6. Place the pot/bowl with the egg white mixture over the water.

7. Heat the mixture while continually stirring, until it comes to 140 degrees farenheit, or 60 degrees celcius: about 3-5 minutes.

8. Remove the egg white mixture from the heat. Add vanilla and beat with a hand beater, on medium, until the egg whites reach the stiff peak stage: about 3-5 minutes.

9. Place the meringue into a piping bag, fitted with a large star tip, if desired, or a gallon size ziplock with one corner cut off. If you don't want to fuss with a pastry bag, you can just dollup the meringue, by the spoonful, onto the baking sheet in free forms; see the last photo.

10. Pipe the meringue into about 3 inch rounds on the baking sheet. You should get about 12. Ideally, the middle of the meringue should be lower than the edges, so it can be filled with a little lemon curd, whipped cream or coconut cream and then topped with fruit. I find this is easiest to do by starting in the center and then coiling outward, doubling up around the edges, if necessary.

11. Place in the oven for 1 1/2- 2 hours. Check the meringues; they should be dry to the touch. If they're still tacky, let them cook a bit longer until they feel dry. The meringues should stay a light color, they shouldn't brown. They're still edible if they do brown, but will have a caramelized flavor. Turn off the oven, crack it open with a wooden spoon, or tin foil snake and let set and cool in the oven for 1 more hour.

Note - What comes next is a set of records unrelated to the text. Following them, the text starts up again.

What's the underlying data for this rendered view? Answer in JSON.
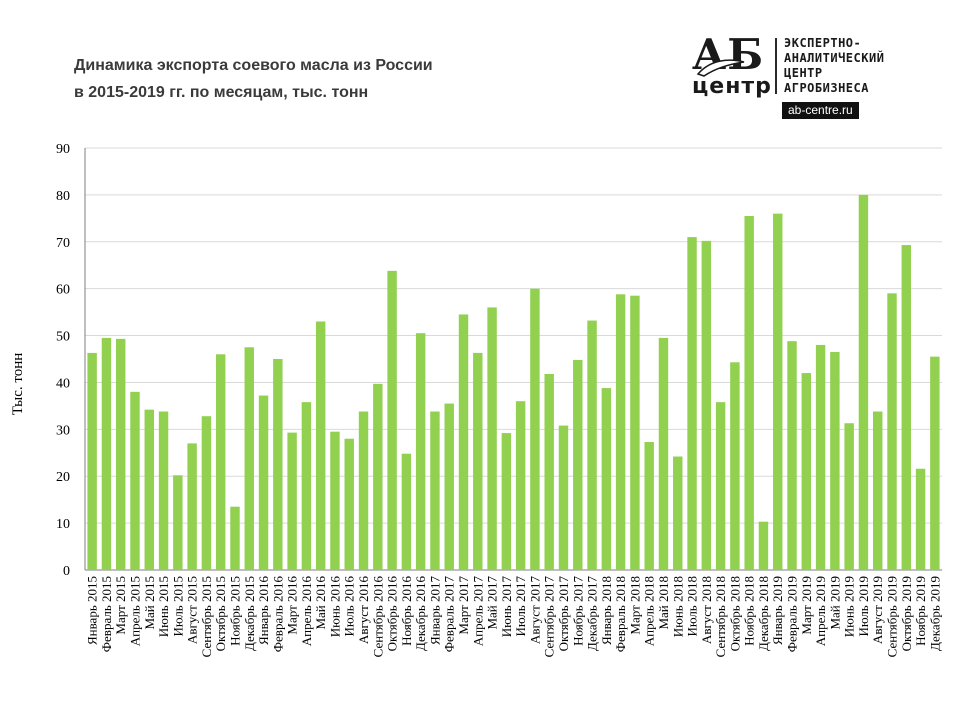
{
  "title": {
    "line1": "Динамика экспорта соевого масла из России",
    "line2": "в 2015-2019 гг. по месяцам, тыс. тонн"
  },
  "logo": {
    "mark_top": "АБ",
    "mark_bottom": "центр",
    "lines": [
      "ЭКСПЕРТНО-",
      "АНАЛИТИЧЕСКИЙ",
      "ЦЕНТР",
      "АГРОБИЗНЕСА"
    ],
    "url": "ab-centre.ru"
  },
  "colors": {
    "bar": "#92d050",
    "grid": "#d9d9d9",
    "axis": "#7f7f7f",
    "text": "#000000"
  },
  "chart_data": {
    "type": "bar",
    "ylabel": "Тыс. тонн",
    "ylim": [
      0,
      90
    ],
    "yticks": [
      0,
      10,
      20,
      30,
      40,
      50,
      60,
      70,
      80,
      90
    ],
    "grid": true,
    "categories": [
      "Январь 2015",
      "Февраль 2015",
      "Март 2015",
      "Апрель 2015",
      "Май 2015",
      "Июнь 2015",
      "Июль 2015",
      "Август 2015",
      "Сентябрь 2015",
      "Октябрь 2015",
      "Ноябрь 2015",
      "Декабрь 2015",
      "Январь 2016",
      "Февраль 2016",
      "Март 2016",
      "Апрель 2016",
      "Май 2016",
      "Июнь 2016",
      "Июль 2016",
      "Август 2016",
      "Сентябрь 2016",
      "Октябрь 2016",
      "Ноябрь 2016",
      "Декабрь 2016",
      "Январь 2017",
      "Февраль 2017",
      "Март 2017",
      "Апрель 2017",
      "Май 2017",
      "Июнь 2017",
      "Июль 2017",
      "Август 2017",
      "Сентябрь 2017",
      "Октябрь 2017",
      "Ноябрь 2017",
      "Декабрь 2017",
      "Январь 2018",
      "Февраль 2018",
      "Март 2018",
      "Апрель 2018",
      "Май 2018",
      "Июнь 2018",
      "Июль 2018",
      "Август 2018",
      "Сентябрь 2018",
      "Октябрь 2018",
      "Ноябрь 2018",
      "Декабрь 2018",
      "Январь 2019",
      "Февраль 2019",
      "Март 2019",
      "Апрель 2019",
      "Май 2019",
      "Июнь 2019",
      "Июль 2019",
      "Август 2019",
      "Сентябрь 2019",
      "Октябрь 2019",
      "Ноябрь 2019",
      "Декабрь 2019"
    ],
    "values": [
      46.3,
      49.5,
      49.3,
      38.0,
      34.2,
      33.8,
      20.2,
      27.0,
      32.8,
      46.0,
      13.5,
      47.5,
      37.2,
      45.0,
      29.3,
      35.8,
      53.0,
      29.5,
      28.0,
      33.8,
      39.7,
      63.8,
      24.8,
      50.5,
      33.8,
      35.5,
      54.5,
      46.3,
      56.0,
      29.2,
      36.0,
      60.0,
      41.8,
      30.8,
      44.8,
      53.2,
      38.8,
      58.8,
      58.5,
      27.3,
      49.5,
      24.2,
      71.0,
      70.2,
      35.8,
      44.3,
      75.5,
      10.3,
      76.0,
      48.8,
      42.0,
      48.0,
      46.5,
      31.3,
      80.0,
      33.8,
      59.0,
      69.3,
      21.6,
      45.5
    ]
  }
}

12. Store at room temperature in an airtight container, lined with a paper towel to absorb the extra moisture and keep them crisp.

13. Top with desired topping, right before serving, to keep the meringue crisp. These also make for a fun dessert bar when entertaining. Guests can top with the topping and fruit of their choice.


If you get even the smallest amount of egg yolk in with the egg whites, the meringue will fail. So be very careful in separating the egg yolk from egg whites. Similarly, any oil or fat will also prevent the egg whites from whipping up.

You don't have to have a thermometer, but your meringue will be more dependable and consistently work out if you make sure to bring the mixture to the right temperature; otherwise, it's just guesswork.

The stiff peak stage means that firm or stiff peaks remain when the beaters are lifted: the tip of the peak does not bend over, rather it stands straight up.

These are a bit trickier to make in a humid climate, as the humidity can make them tacky. Make sure to completely cool in the oven and transfer to an airtight container lined with a paper towel right away.

For an egg free version, substitute 1/4 cup, unsalted liquid from cooked chickpeas for the eggs. If you cook your own chickpeas, the liquid should be about the texture of egg whites. I generally cut down on my cooking water a bit if I am going to use it in this way. The liquid is called aquafaba and it's used in many vegetarian preparations.